All these are create with 1.0.9 and used with darcs 2.3.1 I have used
darcs-2 format with my new repos, but I have not upgraded these to
paranoid fear of exposing bugs. My work depends on these.
I'm using these both locally and over the network. Locally the
performance is fine, over the network acceptable.
Kari
On 3/30/2010 9:17 AM, Mark Stosberg wrote:
Hello,
I thought I'd share the metrics on our largest project we manage with
darcs:
100,000 lines of Perl code
127 Megs of disk storage
3983 files
5 regular committers
Tools to compute the metrics
( I exclude the _darcs directory and third-party libraries in our tree )
- sloccount project
- find project -type f | wc -l
- du -hc project
###
Darcs handles a project of this size easily. Beautifully, actually. As
someone who also uses git regularly, I can't imagine the amount of
inefficiency and overhead we would experience if we tried to switch our
workflow over to git.
You might think that this is possible by using the latest-and-greatest
darcs, but we are we are still using darcs 1.0.6 for our "beta" and
"production" repos, including the darcs-1 format. (We are able to use
the newest darcs in our personal development repos).

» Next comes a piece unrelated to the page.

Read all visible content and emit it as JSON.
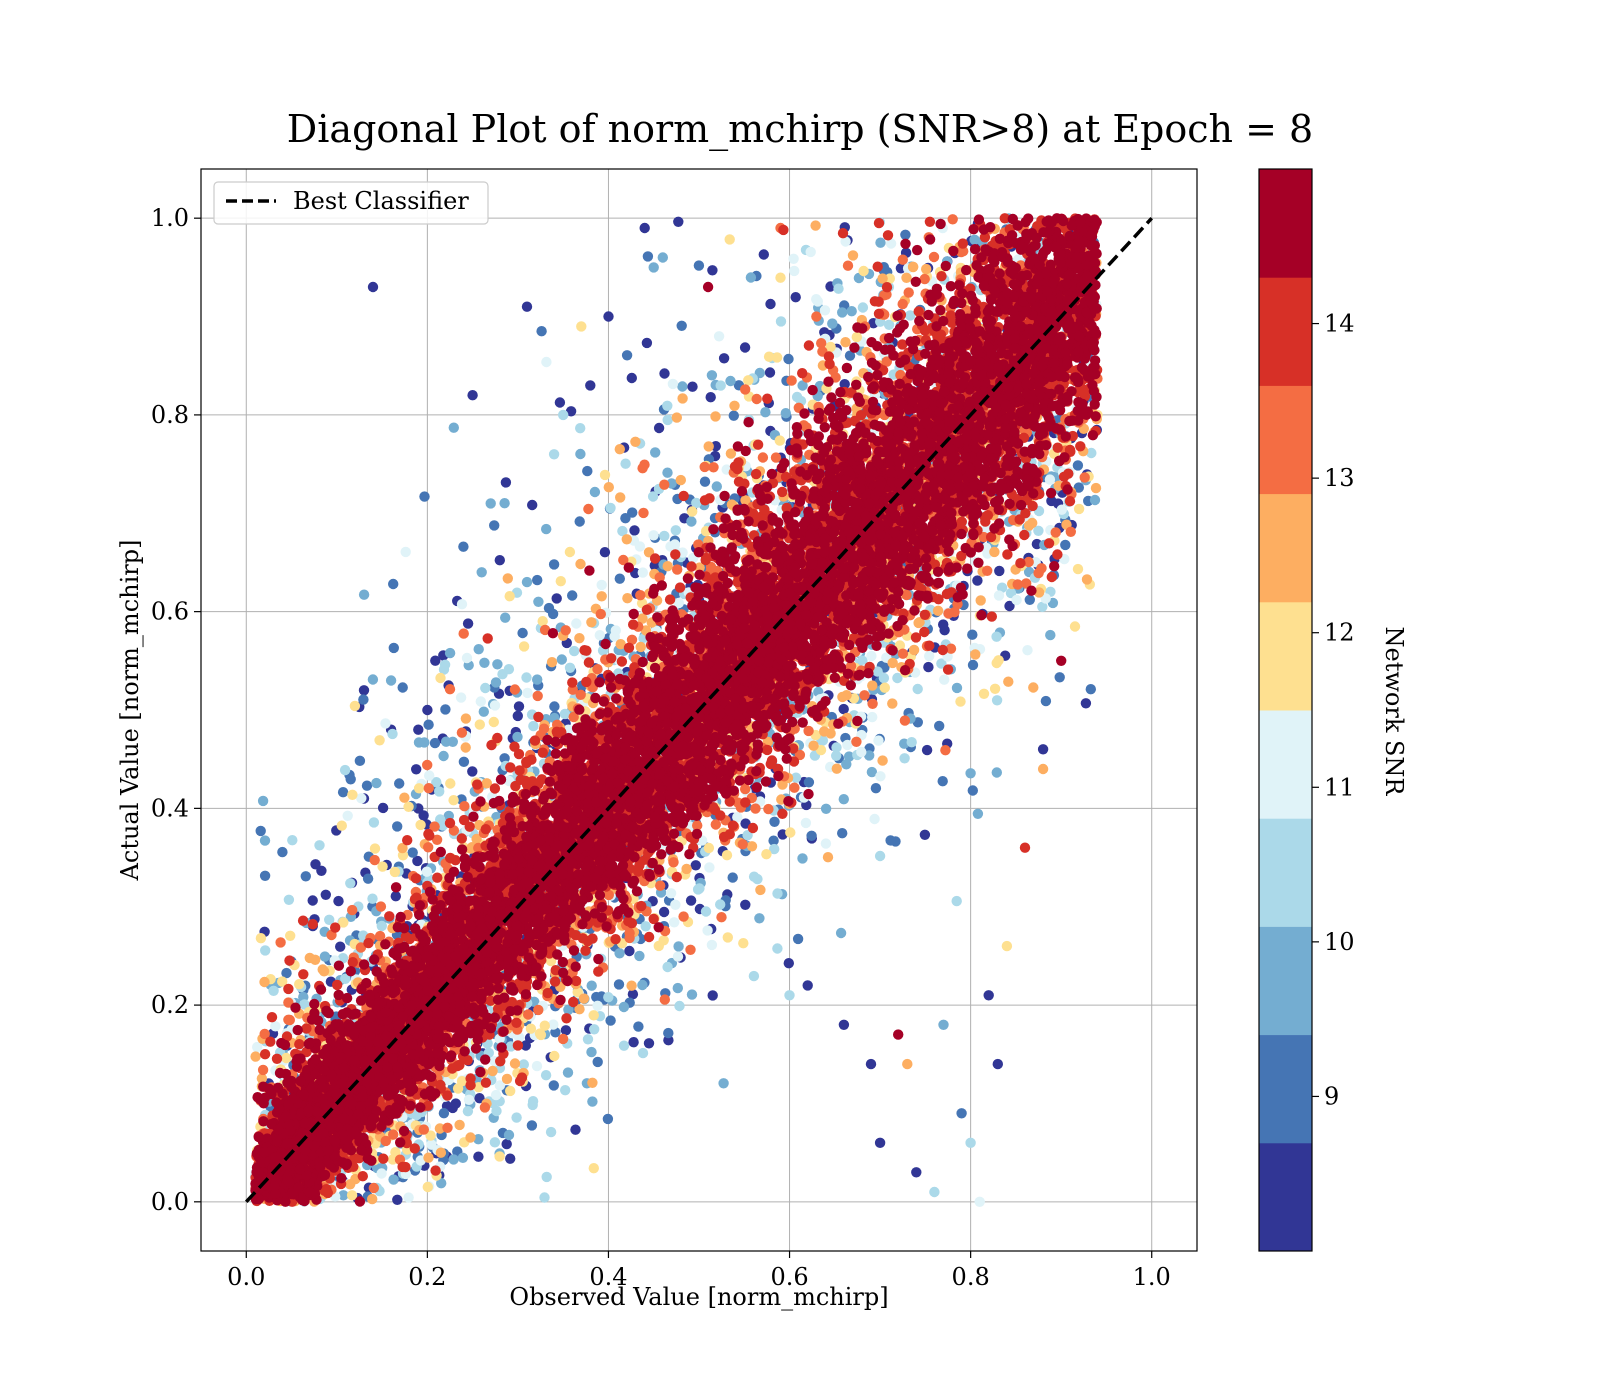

We find performance is quite sufficient and we are able to have a
streamlined and flexible workflow. Our graphic designer is one of our
regular committers, and she was able to readily learn and use and darcs
effectively along with the programmers.
I challenge darcs reputation for being good at "small" projects. Today I
can say that darcs is works well for projects with a 100,000 lines of
code.
Some may say "I only want to learn one source control system". After
you've learned git, I can see why you wouldn't want to go through the
effort to learn another. But darcs is far easier to learn and use.
( Just compare the basic "fix a bug" workflow!
http://hackage.haskell.org/trac/ghc/wiki/GitForDarcsUsers#Fixabug )
Even for those who have learned git, I would consider it worthwhile to
use darcs for other projects when you can.
I've written some more about darcs vs git on my blog:
http://mark.stosberg.com/blog/darcs/
How about you: do you have a big darcs projects to share?